The Hampshire Telegraph, 12 March 1832, carried an advertisement for a new weekly newspaper titled the Southampton and Isle of Wight Courier for the Counties of Hants and Wilts. The first issue was to be published on Saturday 17 March 1832 at 6 o'clock in the evening. It appealed to "all those who are desirous of supporting a liberal and independent press".

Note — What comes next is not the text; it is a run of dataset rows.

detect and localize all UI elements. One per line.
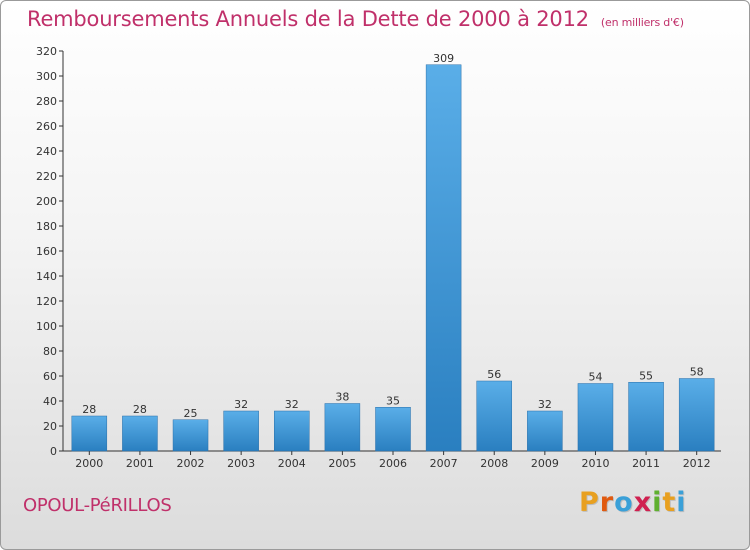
bar [274, 410, 310, 452]
data-label: 28 [82, 403, 96, 416]
x-tick-label: 2007 [430, 457, 458, 470]
title-text: Remboursements Annuels de la Dette de 20… [27, 7, 589, 31]
data-label: 32 [234, 398, 248, 411]
y-tick-label: 80 [43, 345, 57, 358]
data-label: 32 [285, 398, 299, 411]
unit-label: (en milliers d'€) [600, 16, 684, 29]
city-name: OPOUL-PéRILLOS [23, 495, 172, 516]
x-tick-label: 2010 [581, 457, 609, 470]
y-tick-label: 40 [43, 395, 57, 408]
x-tick-label: 2009 [531, 457, 559, 470]
x-tick-label: 2001 [126, 457, 154, 470]
data-label: 35 [386, 394, 400, 407]
x-tick-label: 2006 [379, 457, 407, 470]
bar [71, 415, 108, 452]
data-label: 38 [335, 391, 349, 404]
x-tick-label: 2002 [177, 457, 205, 470]
bar [678, 378, 715, 452]
logo-letter: r [599, 487, 615, 518]
proxiti-logo: Proxiti [579, 487, 687, 518]
x-tick-label: 2000 [75, 457, 103, 470]
y-tick-label: 60 [43, 370, 57, 383]
y-tick-label: 280 [36, 95, 57, 108]
x-tick-label: 2005 [328, 457, 356, 470]
y-tick-label: 100 [36, 320, 57, 333]
data-label: 54 [588, 371, 602, 384]
y-tick-label: 220 [36, 170, 57, 183]
x-tick-label: 2012 [683, 457, 711, 470]
y-tick-label: 20 [43, 420, 57, 433]
y-tick-label: 140 [36, 270, 57, 283]
data-label: 309 [433, 52, 454, 65]
y-tick-label: 0 [50, 445, 57, 458]
bar [223, 410, 259, 452]
y-tick-label: 320 [36, 45, 57, 58]
logo-letter: x [633, 487, 653, 518]
data-label: 55 [639, 369, 653, 382]
y-tick-label: 300 [36, 70, 57, 83]
bar [324, 403, 361, 452]
y-tick-label: 200 [36, 195, 57, 208]
bar [375, 407, 411, 452]
bar [628, 382, 664, 452]
bar [527, 410, 563, 452]
y-tick-label: 120 [36, 295, 57, 308]
logo-letter: P [579, 487, 600, 518]
y-tick-label: 180 [36, 220, 57, 233]
chart-title: Remboursements Annuels de la Dette de 20… [27, 7, 684, 31]
x-tick-label: 2011 [632, 457, 660, 470]
logo-letter: i [652, 487, 663, 518]
y-tick-label: 160 [36, 245, 57, 258]
data-label: 56 [487, 368, 501, 381]
y-tick-label: 240 [36, 145, 57, 158]
data-label: 25 [184, 407, 198, 420]
bar [172, 419, 209, 452]
bar [577, 383, 614, 452]
bar [122, 415, 158, 452]
x-tick-label: 2004 [278, 457, 306, 470]
y-tick-label: 260 [36, 120, 57, 133]
bar [476, 380, 512, 452]
x-tick-label: 2003 [227, 457, 255, 470]
data-label: 32 [538, 398, 552, 411]
data-label: 58 [690, 366, 704, 379]
logo-letter: i [676, 487, 687, 518]
x-tick-label: 2008 [480, 457, 508, 470]
data-label: 28 [133, 403, 147, 416]
logo-letter: o [614, 487, 634, 518]
bar [425, 64, 462, 452]
logo-letter: t [662, 487, 677, 518]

The publisher was Thomas King, stationer, bookseller and proprietor of a circulating library at 22 High Street, Southampton. Agencies were listed in Romsey, Lymington, Lyndhurst, Winchester, Portsmouth, Gosport, Titchfield, Otterbourne, Andover, Ryde, Newport, Cowes, Salisbury and Blandford. Thomas King was a Liberal in politics, so it was presumably aimed in part as a rival to the Tory Hampshire Advertiser, at that time the only paper published in Southampton. The Advertiser itself ignored the rival: although on the day that it was published (or at least was due to be published) John Coupland ran what appears to be a spoiling advertisement claiming that the Advertiser had a greater circulation within the county than any other newspaper and that "its advantages as an advertising medium over others of a more limited circulation must be apparent". The Telegraph advertisement appears to be the only extant reference
to the Courier. It is possible that the paper was never published, the telegraph advertisement merely testing the market. Thomas King went bankrupt in October 1838.